Энрико Медиоли так комментирует структуру их с Висконти фильма: «О тех крупнейших переворотах, которые свершаются в годы правления Людвига, мы только слышим; мы не присутствуем на парламентских заседаниях и не выходим на поля сражений. Все или почти все действие разворачивается в замкнутом пространстве: в больших салонах, выходящих в другие большие салоны, где стены обиты тканью или деревом, а шторы задернуты… в „византийских“ залах Нойшванштайна, в зеркальных галереях Херренхимзее, в гротах Линдерхофа, — как бы внутри чудовищной черепной коробки…»[40]

Даже в открывающей картину, самой роскошно-постановочной сцене коронации деталь преобладает над целым. «Людвиг» представляет собой новый тип эпоса; что-то подобное, называемое приемом отраженного действия, зарождалось в раннем кинематографе, в фильмах Гриффита, но было подмято слоновьей поступью Голливуда. Постановочный размах декораций из папье-маше убил вкус к подлинной детали, которая гораздо больше и глубже может сказать о целом.

«Людвиг». 1972

Мы уже подчеркивали, что трагедия как жанр в XX веке сохранилась лишь в форме трагифарса; исключения крайне редки и потому особенно ценны. Одно из них, если говорить о кинематографе, — «Иван Грозный» Сергея Эйзенштейна; «Людвиг» Лукино Висконти — второе. В обоих случаях ощутимо дыхание елизаветинской трагедии, но если Грозный — современник Елизаветы Первой и Шекспира, то Людвиг — далекий отголосок трагических героев прошлого. У Эйзенштейна самодержец-деспот в обрамлении византийских нравов сходит с ума от собственной жестокости. У Висконти король-доброхот и эстет, понимающий абсолютизм как абсолютную свободу от времени и окружения, терпит крах и кончает тем же сумасшествием — во всяком случае, в глазах подданных.

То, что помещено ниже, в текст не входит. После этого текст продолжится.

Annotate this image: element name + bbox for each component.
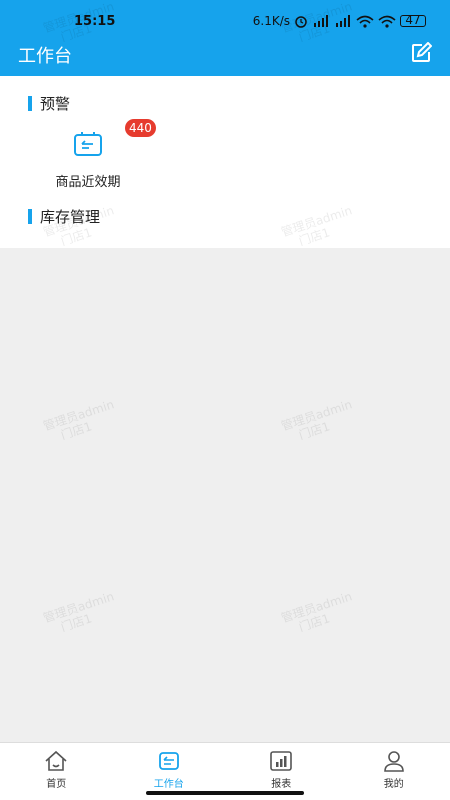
tile-expiry[interactable]: 440 商品近效期 [46, 119, 156, 190]
edit-icon[interactable] [410, 42, 432, 64]
tab-workbench-label: 工作台 [153, 779, 184, 790]
section-title-warning: 预警 [40, 95, 71, 113]
section-accent-bar [28, 209, 32, 224]
home-icon [45, 750, 67, 771]
report-icon [270, 751, 293, 771]
watermark: 管理员admin 门店1 [279, 397, 354, 443]
tile-expiry-icon-wrap: 440 [73, 119, 156, 157]
tab-home-label: 首页 [46, 779, 67, 790]
tile-expiry-label: 商品近效期 [55, 175, 121, 190]
tab-profile-label: 我的 [383, 779, 404, 790]
tile-expiry-badge: 440 [125, 119, 156, 137]
watermark: 管理员admin 门店1 [279, 589, 354, 635]
watermark: 管理员admin 门店1 [41, 397, 116, 443]
section-warning: 预警 [28, 93, 70, 114]
tab-profile[interactable]: 我的 [338, 743, 450, 800]
wifi-icon [356, 15, 374, 28]
workbench-icon [158, 752, 179, 770]
page-title: 工作台 [18, 46, 72, 67]
battery-icon: 47 [400, 14, 426, 27]
tab-report-label: 报表 [271, 779, 292, 790]
wifi-icon [378, 15, 396, 28]
watermark: 管理员admin 门店1 [41, 589, 116, 635]
expiry-box-icon [74, 132, 102, 156]
home-indicator [146, 791, 304, 795]
profile-icon [383, 751, 404, 772]
section-accent-bar [28, 96, 32, 111]
tab-home[interactable]: 首页 [0, 743, 113, 800]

Сопоставление с Эйзенштейном (одним из советских режиссеров, несомненно повлиявших на Висконти) тем более обосновано, что оба оперируют оперными структурами. Сергей Юткевич прямо называет «Ивана Грозного» кинооперой и напоминает о непоставленном фильме о Пушкине, который Эйзенштейн характеризовал как «оперу без пения»[41]. Оба режиссера стремились овладеть «вагнеровского типа синтезом», а Лоранс Скифано с полным основанием пишет про «Людвига» как про «фильм-литургию, громадный витраж, озаренный лунным светом».

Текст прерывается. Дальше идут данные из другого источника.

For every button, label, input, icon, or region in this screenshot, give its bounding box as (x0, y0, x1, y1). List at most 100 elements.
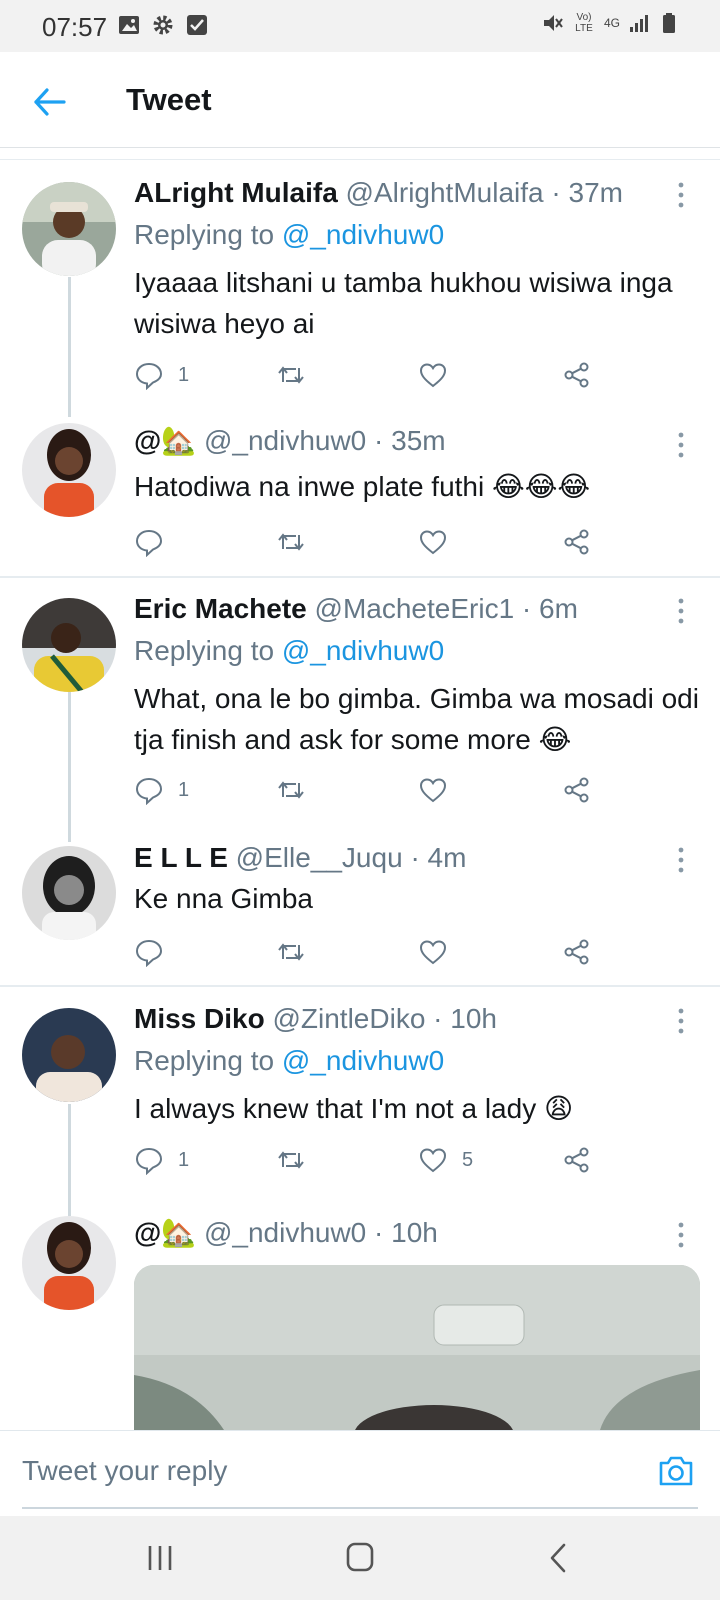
author-name[interactable]: @🏡 (134, 1217, 196, 1248)
heart-icon (419, 530, 447, 555)
timestamp: · 4m (410, 842, 467, 873)
more-options-icon[interactable] (672, 1006, 690, 1036)
share-button[interactable] (562, 355, 592, 395)
replying-to: Replying to @_ndivhuw0 (134, 219, 445, 250)
avatar[interactable] (22, 182, 116, 276)
avatar[interactable] (22, 423, 116, 517)
top-app-bar: Tweet (0, 52, 720, 148)
replying-to: Replying to @_ndivhuw0 (134, 635, 445, 666)
reply-count: 1 (178, 363, 190, 386)
image-icon (119, 16, 139, 34)
car-interior-photo (134, 1265, 700, 1430)
tweet-actions (134, 932, 614, 972)
divider (0, 985, 720, 987)
signal-icon (630, 15, 648, 32)
like-button[interactable] (418, 932, 462, 972)
reply-icon (135, 939, 163, 967)
reply-composer (0, 1430, 720, 1516)
like-button[interactable]: 5 (418, 1140, 473, 1180)
avatar[interactable] (22, 1008, 116, 1102)
reply-button[interactable]: 1 (134, 1140, 189, 1180)
retweet-button[interactable] (276, 770, 306, 810)
more-options-icon[interactable] (672, 596, 690, 626)
status-time: 07:57 (42, 12, 108, 42)
reply-icon (135, 1147, 163, 1175)
reply-button[interactable]: 1 (134, 355, 189, 395)
timestamp: · 10h (374, 1217, 438, 1248)
heart-icon (419, 778, 447, 803)
divider (0, 576, 720, 578)
share-button[interactable] (562, 932, 592, 972)
avatar[interactable] (22, 598, 116, 692)
replying-to: Replying to @_ndivhuw0 (134, 1045, 445, 1076)
reply-count: 1 (178, 778, 190, 801)
volte-icon: Vo) LTE (575, 12, 593, 34)
reply-count: 1 (178, 1148, 190, 1171)
status-bar: 07:57 Vo) LTE 4G (0, 0, 720, 52)
share-button[interactable] (562, 1140, 592, 1180)
retweet-button[interactable] (276, 932, 306, 972)
author-name[interactable]: ALright Mulaifa (134, 177, 338, 208)
tweet-media-image[interactable] (134, 1265, 700, 1430)
share-icon (564, 529, 589, 555)
retweet-icon (278, 533, 304, 551)
retweet-button[interactable] (276, 1140, 306, 1180)
back-icon[interactable] (540, 1540, 580, 1576)
home-icon[interactable] (340, 1540, 380, 1576)
tweet-actions (134, 522, 614, 562)
like-button[interactable] (418, 355, 462, 395)
reply-icon (135, 362, 163, 390)
more-options-icon[interactable] (672, 180, 690, 210)
check-icon (187, 15, 207, 35)
avatar[interactable] (22, 846, 116, 940)
more-options-icon[interactable] (672, 845, 690, 875)
4g-icon: 4G (603, 16, 620, 30)
camera-icon[interactable] (656, 1451, 696, 1491)
author-handle[interactable]: @_ndivhuw0 (204, 1217, 366, 1248)
retweet-button[interactable] (276, 522, 306, 562)
tweet-text: What, ona le bo gimba. Gimba wa mosadi o… (134, 683, 699, 755)
thread-line (68, 277, 71, 417)
author-handle[interactable]: @Elle__Juqu (236, 842, 403, 873)
mention-link[interactable]: @_ndivhuw0 (282, 635, 444, 666)
reply-input[interactable] (22, 1455, 582, 1487)
more-options-icon[interactable] (672, 1220, 690, 1250)
share-icon (564, 939, 589, 965)
retweet-button[interactable] (276, 355, 306, 395)
tweet-text: Hatodiwa na inwe plate futhi 😂😂😂 (134, 471, 591, 502)
timestamp: · 10h (433, 1003, 497, 1034)
tweet-text: Ke nna Gimba (134, 883, 313, 914)
share-button[interactable] (562, 770, 592, 810)
like-button[interactable] (418, 522, 462, 562)
tweet-actions: 1 (134, 355, 614, 395)
author-name[interactable]: @🏡 (134, 425, 196, 456)
mention-link[interactable]: @_ndivhuw0 (282, 219, 444, 250)
like-button[interactable] (418, 770, 462, 810)
author-name[interactable]: Eric Machete (134, 593, 307, 624)
more-options-icon[interactable] (672, 430, 690, 460)
heart-icon (419, 1148, 447, 1173)
reply-button[interactable] (134, 932, 178, 972)
author-name[interactable]: E L L E (134, 842, 228, 873)
back-arrow-icon[interactable] (30, 82, 70, 122)
reply-button[interactable] (134, 522, 178, 562)
mention-link[interactable]: @_ndivhuw0 (282, 1045, 444, 1076)
reply-button[interactable]: 1 (134, 770, 189, 810)
avatar[interactable] (22, 1216, 116, 1310)
tweet-actions: 1 (134, 770, 614, 810)
share-button[interactable] (562, 522, 592, 562)
thread-line (68, 692, 71, 842)
author-handle[interactable]: @_ndivhuw0 (204, 425, 366, 456)
author-handle[interactable]: @AlrightMulaifa (346, 177, 544, 208)
author-handle[interactable]: @ZintleDiko (272, 1003, 425, 1034)
author-name[interactable]: Miss Diko (134, 1003, 265, 1034)
input-underline (22, 1507, 698, 1509)
timestamp: · 6m (521, 593, 578, 624)
mute-icon (543, 15, 563, 31)
author-handle[interactable]: @MacheteEric1 (315, 593, 515, 624)
share-icon (564, 362, 589, 388)
retweet-icon (278, 943, 304, 961)
share-icon (564, 777, 589, 803)
recent-apps-icon[interactable] (140, 1540, 180, 1576)
retweet-icon (278, 366, 304, 384)
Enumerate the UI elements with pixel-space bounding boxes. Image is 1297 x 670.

Ритуальность, внутренняя религиозность отличают этот поздний висконтиевский шедевр классицизма, который по-настоящему могли оценить (да и то не все и не сразу) только французы, — как и проблематичность его прочтения другими. Серж Даней предупреждает, что в случае с фильмом Висконти «мы столкнемся с одним из самых герметичных стилей в истории кино, с впечатлением застывшего монумента…» Оливье Ассаяс пишет, что «Висконти явно хотел идти не в ногу со временем, как и некогда сам Людвиг», что «режиссер не мог оказаться ниже своего образца: „Людвиг“, как и замок в Линдерхофе, создан не для того, чтобы в нем жить». Французский режиссер и кинокритик относит это произведение «к категории фильмов, более великих, чем само кино».

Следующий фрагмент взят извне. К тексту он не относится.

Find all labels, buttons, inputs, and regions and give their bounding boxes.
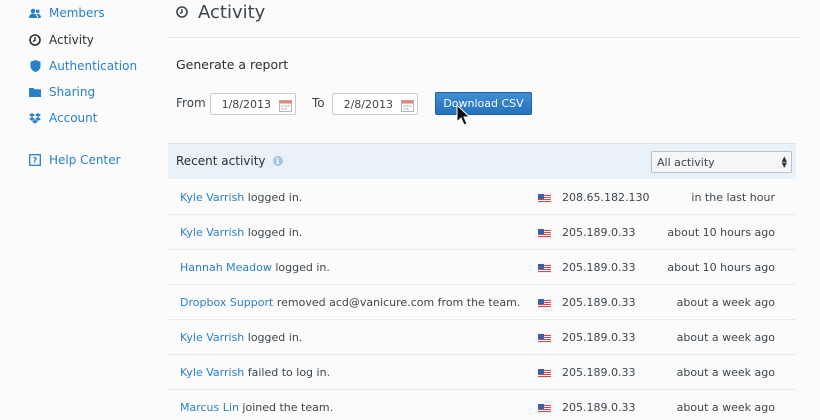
activity-row: Kyle Varrish failed to log in. 205.189.0.…	[168, 355, 796, 390]
activity-action: logged in.	[271, 261, 330, 274]
activity-event: Kyle Varrish logged in.	[180, 331, 302, 344]
svg-text:?: ?	[33, 156, 38, 165]
sidebar-item-members[interactable]: Members	[29, 3, 105, 23]
from-date-input[interactable]	[211, 95, 275, 113]
us-flag-icon	[537, 333, 552, 346]
activity-ip: 208.65.182.130	[562, 191, 650, 204]
help-icon: ?	[29, 154, 41, 166]
clock-icon	[176, 6, 188, 18]
us-flag-icon	[537, 368, 552, 381]
activity-time: about a week ago	[676, 366, 775, 379]
sidebar-item-account[interactable]: Account	[29, 108, 97, 128]
activity-filter-select[interactable]: All activity ▲ ▼	[651, 151, 792, 173]
activity-row: Marcus Lin joined the team. 205.189.0.33 a…	[168, 390, 796, 420]
activity-time: about 10 hours ago	[667, 226, 775, 239]
from-date-field[interactable]	[210, 93, 296, 115]
activity-user-link[interactable]: Kyle Varrish	[180, 366, 244, 379]
report-heading: Generate a report	[176, 57, 289, 72]
members-icon	[29, 7, 41, 19]
activity-user-link[interactable]: Marcus Lin	[180, 401, 239, 414]
sidebar-item-authentication[interactable]: Authentication	[29, 56, 137, 76]
recent-activity-header: Recent activity i All activity ▲ ▼	[168, 143, 796, 179]
activity-user-link[interactable]: Dropbox Support	[180, 296, 273, 309]
mouse-cursor-icon	[456, 103, 471, 130]
activity-action: failed to log in.	[244, 366, 331, 379]
sidebar-item-label: Members	[49, 6, 105, 20]
activity-row: Kyle Varrish logged in. 205.189.0.33 about…	[168, 215, 796, 250]
activity-row: Dropbox Support removed acd@vanicure.com…	[168, 285, 796, 320]
to-date-field[interactable]	[332, 93, 418, 115]
activity-filter-value: All activity	[657, 155, 715, 169]
activity-list: Kyle Varrish logged in. 208.65.182.130 in …	[168, 180, 796, 420]
us-flag-icon	[537, 403, 552, 416]
activity-action: removed acd@vanicure.com from the team.	[273, 296, 521, 309]
sidebar-item-activity[interactable]: Activity	[29, 30, 94, 50]
activity-user-link[interactable]: Kyle Varrish	[180, 226, 244, 239]
activity-time: about a week ago	[676, 401, 775, 414]
to-label: To	[312, 96, 325, 110]
activity-event: Marcus Lin joined the team.	[180, 401, 333, 414]
activity-ip: 205.189.0.33	[562, 226, 636, 239]
activity-event: Kyle Varrish failed to log in.	[180, 366, 330, 379]
dropbox-icon	[29, 112, 41, 124]
sidebar-item-label: Account	[49, 111, 98, 125]
activity-ip: 205.189.0.33	[562, 261, 636, 274]
activity-action: logged in.	[244, 191, 303, 204]
activity-time: about 10 hours ago	[667, 261, 775, 274]
sidebar-item-label: Authentication	[49, 59, 138, 73]
from-label: From	[176, 96, 206, 110]
activity-ip: 205.189.0.33	[562, 331, 636, 344]
activity-time: about a week ago	[676, 331, 775, 344]
activity-row: Hannah Meadow logged in. 205.189.0.33 abou…	[168, 250, 796, 285]
sidebar-item-label: Help Center	[49, 153, 121, 167]
activity-action: logged in.	[244, 331, 303, 344]
calendar-icon[interactable]	[401, 97, 414, 116]
page-title: Activity	[176, 0, 265, 24]
activity-event: Kyle Varrish logged in.	[180, 191, 302, 204]
activity-row: Kyle Varrish logged in. 205.189.0.33 about…	[168, 320, 796, 355]
download-csv-button[interactable]: Download CSV	[435, 92, 532, 115]
divider	[168, 37, 800, 38]
select-arrows-icon: ▲ ▼	[781, 155, 787, 169]
activity-ip: 205.189.0.33	[562, 366, 636, 379]
activity-time: in the last hour	[691, 191, 775, 204]
sidebar: Members Activity Authentication Sharing …	[0, 0, 168, 420]
activity-user-link[interactable]: Hannah Meadow	[180, 261, 272, 274]
us-flag-icon	[537, 193, 552, 206]
activity-user-link[interactable]: Kyle Varrish	[180, 191, 244, 204]
sidebar-item-sharing[interactable]: Sharing	[29, 82, 95, 102]
sidebar-item-label: Sharing	[49, 85, 96, 99]
us-flag-icon	[537, 228, 552, 241]
sidebar-item-label: Activity	[49, 33, 94, 47]
to-date-input[interactable]	[333, 95, 397, 113]
page-title-text: Activity	[198, 1, 266, 23]
activity-time: about a week ago	[676, 296, 775, 309]
activity-ip: 205.189.0.33	[562, 401, 636, 414]
sidebar-item-help-center[interactable]: ? Help Center	[29, 150, 121, 170]
folder-icon	[29, 86, 41, 98]
us-flag-icon	[537, 263, 552, 276]
activity-ip: 205.189.0.33	[562, 296, 636, 309]
clock-icon	[29, 34, 41, 46]
shield-icon	[29, 60, 41, 72]
activity-event: Dropbox Support removed acd@vanicure.com…	[180, 296, 520, 309]
calendar-icon[interactable]	[279, 97, 292, 116]
info-icon[interactable]: i	[272, 156, 283, 166]
activity-row: Kyle Varrish logged in. 208.65.182.130 in …	[168, 180, 796, 215]
us-flag-icon	[537, 298, 552, 311]
activity-action: logged in.	[244, 226, 303, 239]
activity-event: Hannah Meadow logged in.	[180, 261, 330, 274]
recent-activity-title: Recent activity i	[176, 154, 283, 168]
main-content: Activity Generate a report From To Downl…	[168, 0, 800, 420]
recent-activity-label: Recent activity	[176, 154, 266, 168]
activity-action: joined the team.	[238, 401, 334, 414]
activity-user-link[interactable]: Kyle Varrish	[180, 331, 244, 344]
activity-event: Kyle Varrish logged in.	[180, 226, 302, 239]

Жиль Делёз обращает внимание на особенный характер висконтиевского историзма: «Висконти постигает историю окольным путем, схватывает ее в боковой перспективе, в лучах восходящего или закатного солнца; в его фильмах присутствует некий лазер, начинающий резать кристалл, дезорганизующий его субстанцию, ускоряющий его помутнение, рассеивающий его грани — и происходит это под давлением тем более мощным, что оно направляется извне, как чума в Венеции или же тихое прибытие эсэсовцев на рассвете…»

Или, добавим, тихое появление отряженных правительством медиков, засвидетельствовавших реальное или мнимое помешательство Людвига. «Гибель богов», «Смерть в Венеции», «Людвиг» — фильмы, в которых можно увидеть несчетное количество зеркал. Они, никогда не будучи только лишь предметами интерьера, создают эффект двойного зрения, вступают в игру взаимных отражений. Зеркальный принцип положен в основу всей «германской трилогии»: в немецких зеркалах предельно выпукло и гротескно отражаются европейская история, включая итальянскую, а также генетический код и личный опыт самого Висконти.